We don’t know, Monica. We’ve never seen anything like this before. There is also the shower of X-ray and gamma rays. We don’t know how strong it will be at its peak. Maybe there will be some immediate deaths. More likely we will see a pulse of internal cancers, skin cancers, cataracts, in the coming months and years. We will have to monitor the food chain.

“What should the President tell people?”

To take radiation precautions. Get underground if they can; rock and soil is a good shield. The military and politicos ought to get into their nuclear shelters. If they still have them.

“They have them.”

If the shower persists we’ll have to think about lead-lining our surface buildings. Oh, air travel ought to be curtailed, at least monitored. And we ought to think about bringing the astronauts home from the Space Station.

“Enough. All right, Alfred. Thanks. I ought to make some calls.”

Yes. Take care, Monica.

“And you. Keep in touch.”

Oh, I will.

She put down the phone, and tried to think this through.

It was hard to focus on anything outside her own, failing body.

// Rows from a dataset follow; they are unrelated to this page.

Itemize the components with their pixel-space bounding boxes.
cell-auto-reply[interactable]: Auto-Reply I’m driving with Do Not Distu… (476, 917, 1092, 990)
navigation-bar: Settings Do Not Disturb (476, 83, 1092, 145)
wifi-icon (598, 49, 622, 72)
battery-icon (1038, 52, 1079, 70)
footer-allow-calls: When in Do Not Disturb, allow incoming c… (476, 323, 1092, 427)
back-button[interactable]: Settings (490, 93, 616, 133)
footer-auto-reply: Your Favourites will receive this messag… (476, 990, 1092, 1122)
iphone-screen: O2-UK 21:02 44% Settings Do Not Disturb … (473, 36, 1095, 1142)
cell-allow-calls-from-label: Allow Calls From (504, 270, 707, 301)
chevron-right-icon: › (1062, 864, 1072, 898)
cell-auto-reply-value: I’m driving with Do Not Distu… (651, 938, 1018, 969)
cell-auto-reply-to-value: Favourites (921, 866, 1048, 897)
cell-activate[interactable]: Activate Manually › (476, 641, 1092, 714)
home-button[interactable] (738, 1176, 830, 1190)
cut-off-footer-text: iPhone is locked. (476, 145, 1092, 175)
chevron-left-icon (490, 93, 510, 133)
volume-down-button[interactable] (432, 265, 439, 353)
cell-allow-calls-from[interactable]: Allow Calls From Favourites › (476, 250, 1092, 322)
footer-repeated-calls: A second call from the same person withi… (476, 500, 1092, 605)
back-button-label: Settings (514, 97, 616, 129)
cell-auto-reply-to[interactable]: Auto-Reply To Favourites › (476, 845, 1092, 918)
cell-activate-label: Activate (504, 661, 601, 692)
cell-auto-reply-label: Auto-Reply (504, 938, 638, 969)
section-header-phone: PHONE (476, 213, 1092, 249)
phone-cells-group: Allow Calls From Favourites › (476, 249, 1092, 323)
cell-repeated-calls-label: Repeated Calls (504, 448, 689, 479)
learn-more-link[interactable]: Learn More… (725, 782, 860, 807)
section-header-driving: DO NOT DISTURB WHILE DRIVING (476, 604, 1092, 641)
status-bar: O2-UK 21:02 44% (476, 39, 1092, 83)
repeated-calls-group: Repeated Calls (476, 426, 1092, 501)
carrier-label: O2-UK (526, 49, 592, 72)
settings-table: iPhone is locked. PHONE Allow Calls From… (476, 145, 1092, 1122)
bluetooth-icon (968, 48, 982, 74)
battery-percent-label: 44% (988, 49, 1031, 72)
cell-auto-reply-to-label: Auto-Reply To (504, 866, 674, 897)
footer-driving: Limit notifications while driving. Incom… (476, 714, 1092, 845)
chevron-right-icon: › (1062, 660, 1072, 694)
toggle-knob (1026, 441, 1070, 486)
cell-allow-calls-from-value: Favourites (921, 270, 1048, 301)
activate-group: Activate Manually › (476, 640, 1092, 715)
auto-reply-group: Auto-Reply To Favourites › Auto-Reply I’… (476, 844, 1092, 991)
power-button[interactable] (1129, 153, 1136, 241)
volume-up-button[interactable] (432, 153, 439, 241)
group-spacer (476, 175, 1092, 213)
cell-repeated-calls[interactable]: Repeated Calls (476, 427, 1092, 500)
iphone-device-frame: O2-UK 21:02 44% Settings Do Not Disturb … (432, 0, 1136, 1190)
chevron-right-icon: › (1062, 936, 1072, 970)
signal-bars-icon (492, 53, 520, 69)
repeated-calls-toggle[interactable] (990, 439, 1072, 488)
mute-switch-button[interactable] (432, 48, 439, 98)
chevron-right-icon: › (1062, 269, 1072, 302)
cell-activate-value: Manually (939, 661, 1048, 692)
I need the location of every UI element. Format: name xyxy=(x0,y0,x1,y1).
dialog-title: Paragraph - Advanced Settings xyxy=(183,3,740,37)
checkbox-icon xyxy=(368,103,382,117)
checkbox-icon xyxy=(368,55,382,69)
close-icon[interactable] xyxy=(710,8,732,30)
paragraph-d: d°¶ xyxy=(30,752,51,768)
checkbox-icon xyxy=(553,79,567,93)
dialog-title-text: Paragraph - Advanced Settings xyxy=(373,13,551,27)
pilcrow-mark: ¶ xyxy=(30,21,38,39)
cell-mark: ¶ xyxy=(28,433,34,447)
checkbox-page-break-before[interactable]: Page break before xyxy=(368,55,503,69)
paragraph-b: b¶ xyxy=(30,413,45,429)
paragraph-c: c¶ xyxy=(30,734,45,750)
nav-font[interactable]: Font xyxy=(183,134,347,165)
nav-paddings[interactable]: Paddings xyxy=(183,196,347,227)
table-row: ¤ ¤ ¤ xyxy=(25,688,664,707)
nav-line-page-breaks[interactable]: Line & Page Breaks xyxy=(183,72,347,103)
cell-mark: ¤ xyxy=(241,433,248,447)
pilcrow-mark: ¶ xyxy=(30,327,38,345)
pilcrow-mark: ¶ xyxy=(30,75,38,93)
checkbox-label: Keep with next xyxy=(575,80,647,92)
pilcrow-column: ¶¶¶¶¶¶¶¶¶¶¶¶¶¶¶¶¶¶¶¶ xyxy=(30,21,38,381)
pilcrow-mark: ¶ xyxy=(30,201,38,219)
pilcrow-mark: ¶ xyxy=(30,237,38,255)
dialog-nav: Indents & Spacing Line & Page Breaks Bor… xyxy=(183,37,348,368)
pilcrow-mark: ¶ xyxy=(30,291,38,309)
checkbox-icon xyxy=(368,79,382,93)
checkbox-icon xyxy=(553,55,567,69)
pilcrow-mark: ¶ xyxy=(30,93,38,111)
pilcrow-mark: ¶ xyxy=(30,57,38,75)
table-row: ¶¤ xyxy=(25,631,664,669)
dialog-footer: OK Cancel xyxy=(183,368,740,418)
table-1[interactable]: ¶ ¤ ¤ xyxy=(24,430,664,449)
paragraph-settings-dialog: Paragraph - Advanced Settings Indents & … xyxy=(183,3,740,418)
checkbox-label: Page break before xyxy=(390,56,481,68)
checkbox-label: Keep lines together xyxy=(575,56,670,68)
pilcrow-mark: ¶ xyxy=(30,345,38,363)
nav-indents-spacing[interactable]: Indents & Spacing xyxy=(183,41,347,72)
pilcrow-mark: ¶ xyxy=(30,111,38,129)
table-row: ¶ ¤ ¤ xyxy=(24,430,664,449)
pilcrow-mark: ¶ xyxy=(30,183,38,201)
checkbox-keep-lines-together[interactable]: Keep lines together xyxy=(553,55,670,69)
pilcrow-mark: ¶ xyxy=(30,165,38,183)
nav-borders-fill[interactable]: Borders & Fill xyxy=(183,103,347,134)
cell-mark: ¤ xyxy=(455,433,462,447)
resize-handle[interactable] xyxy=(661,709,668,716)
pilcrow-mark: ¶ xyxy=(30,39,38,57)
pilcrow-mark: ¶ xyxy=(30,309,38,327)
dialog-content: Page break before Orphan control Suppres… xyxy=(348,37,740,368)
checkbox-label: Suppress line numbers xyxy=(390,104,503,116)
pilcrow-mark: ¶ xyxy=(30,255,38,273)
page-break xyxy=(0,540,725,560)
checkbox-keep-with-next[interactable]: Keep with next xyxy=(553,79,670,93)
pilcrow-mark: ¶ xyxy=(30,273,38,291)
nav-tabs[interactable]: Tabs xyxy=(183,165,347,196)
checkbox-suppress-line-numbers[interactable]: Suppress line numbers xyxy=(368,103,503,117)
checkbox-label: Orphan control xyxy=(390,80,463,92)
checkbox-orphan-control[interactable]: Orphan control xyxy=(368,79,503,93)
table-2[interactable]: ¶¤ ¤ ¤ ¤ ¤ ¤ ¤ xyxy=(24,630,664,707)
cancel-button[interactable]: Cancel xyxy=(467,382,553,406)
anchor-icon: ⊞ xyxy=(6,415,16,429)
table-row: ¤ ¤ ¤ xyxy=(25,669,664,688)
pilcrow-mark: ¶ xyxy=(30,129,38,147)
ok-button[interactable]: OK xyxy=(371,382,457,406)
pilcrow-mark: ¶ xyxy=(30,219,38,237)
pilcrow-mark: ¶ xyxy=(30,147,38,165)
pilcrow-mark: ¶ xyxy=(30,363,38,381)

As if she was a self-obsessed character in some daytime soap.

But, it seemed, she was still engaged with the world.

Outside, the light of day was gathering, but the ugly wound in the sky that was Venus was barely dimmed.

She put through a call to the White House.

Even after a week the light of new Venus, bright in the blue sky of a Scottish morning, made Jane Dundas shiver.

Anything so far out of the natural order made her shiver.

Or then again, maybe it was just this place. She looked up at the tower block. Its faceless windows reflected Venus a hundred times over, somehow without generating a shred of beauty. She clung a little harder to the hand of Jack, her ten-year-old son, and stepped forward.

Cordley Road was the site of some of Edinburgh’s more notorious blocks of council housing. Even here, at the entrance, the block was intimidating: evidently repainted and fitted with entry-phones, but a leaking overflow had stained the entrance with damp, graffiti was splashed over the hall, and the shrubbery outside, newly planted, was littered with lager cans and cigarette packets.